At Citrin Cooperman Wealth Management, we make sure each client has an investment policy statement that expresses clearly-defined investment goals. Each client is different, so we tailor a customized approach based on the particular facts and circumstances. Some clients are focused on long-term growth, whereas others are primarily concerned about generating current income. Frequently, a client may have several accounts, each with different goals. For instance, a client may have a multigenerational trust designed for long-term appreciation and an IRA, from which the client is taking distributions, where the objective is to maximize income. It is the latter situation that is the focus of this article. With such paltry interest rates on money markets, CDs and treasuries, where is an income investor to turn?

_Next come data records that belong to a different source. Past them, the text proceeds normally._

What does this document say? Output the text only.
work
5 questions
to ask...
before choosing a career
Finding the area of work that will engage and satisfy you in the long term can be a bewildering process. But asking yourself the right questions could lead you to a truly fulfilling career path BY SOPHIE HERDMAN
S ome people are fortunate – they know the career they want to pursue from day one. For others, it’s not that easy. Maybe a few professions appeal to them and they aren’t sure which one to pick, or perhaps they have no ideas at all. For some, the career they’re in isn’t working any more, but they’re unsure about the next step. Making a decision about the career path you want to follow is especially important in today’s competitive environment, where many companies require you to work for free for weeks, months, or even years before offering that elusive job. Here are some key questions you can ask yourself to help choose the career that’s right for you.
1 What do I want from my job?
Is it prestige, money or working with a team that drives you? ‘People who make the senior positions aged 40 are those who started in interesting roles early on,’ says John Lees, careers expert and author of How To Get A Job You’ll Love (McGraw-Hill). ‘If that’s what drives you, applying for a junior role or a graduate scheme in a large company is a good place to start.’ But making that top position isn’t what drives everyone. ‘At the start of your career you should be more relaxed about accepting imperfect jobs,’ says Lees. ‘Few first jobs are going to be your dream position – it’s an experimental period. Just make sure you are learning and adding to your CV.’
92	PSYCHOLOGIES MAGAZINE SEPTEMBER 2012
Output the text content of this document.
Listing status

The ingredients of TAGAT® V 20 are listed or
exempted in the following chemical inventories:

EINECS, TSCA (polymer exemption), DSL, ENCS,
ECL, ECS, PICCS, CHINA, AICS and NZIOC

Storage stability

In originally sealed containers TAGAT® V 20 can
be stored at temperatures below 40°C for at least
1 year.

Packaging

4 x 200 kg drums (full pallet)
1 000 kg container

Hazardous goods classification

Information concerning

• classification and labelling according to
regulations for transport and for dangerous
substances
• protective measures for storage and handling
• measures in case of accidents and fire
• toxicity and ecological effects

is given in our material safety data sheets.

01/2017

Over the past 15 years, there has been a significant decline of interest rates. For example, in 1999, the average rate for a 10-year treasury was 6 percent. Today, it is about 2.6 percent. Simply buying longer duration bonds to obtain a greater yield is rarely the answer, especially if one is concerned about bond values declining in a rising interest rate environment. CCWM employs several strategies to generate yield. These include looking beyond traditional bond categories such as U.S. government debt, municipal bonds and bonds of large U.S. companies. In some cases, it is recommended to consider being overweight in high-yield bonds, international bonds and floating-rate notes. Other sources of income can include asset classes other than bonds, such as real estate investment trusts, master limited partnerships or stocks that pay handsome dividends. Lastly, for clients to whom income is more important than liquidity, the use of annuities, especially so-called “single premium immediate annuities,” can be part of the solution.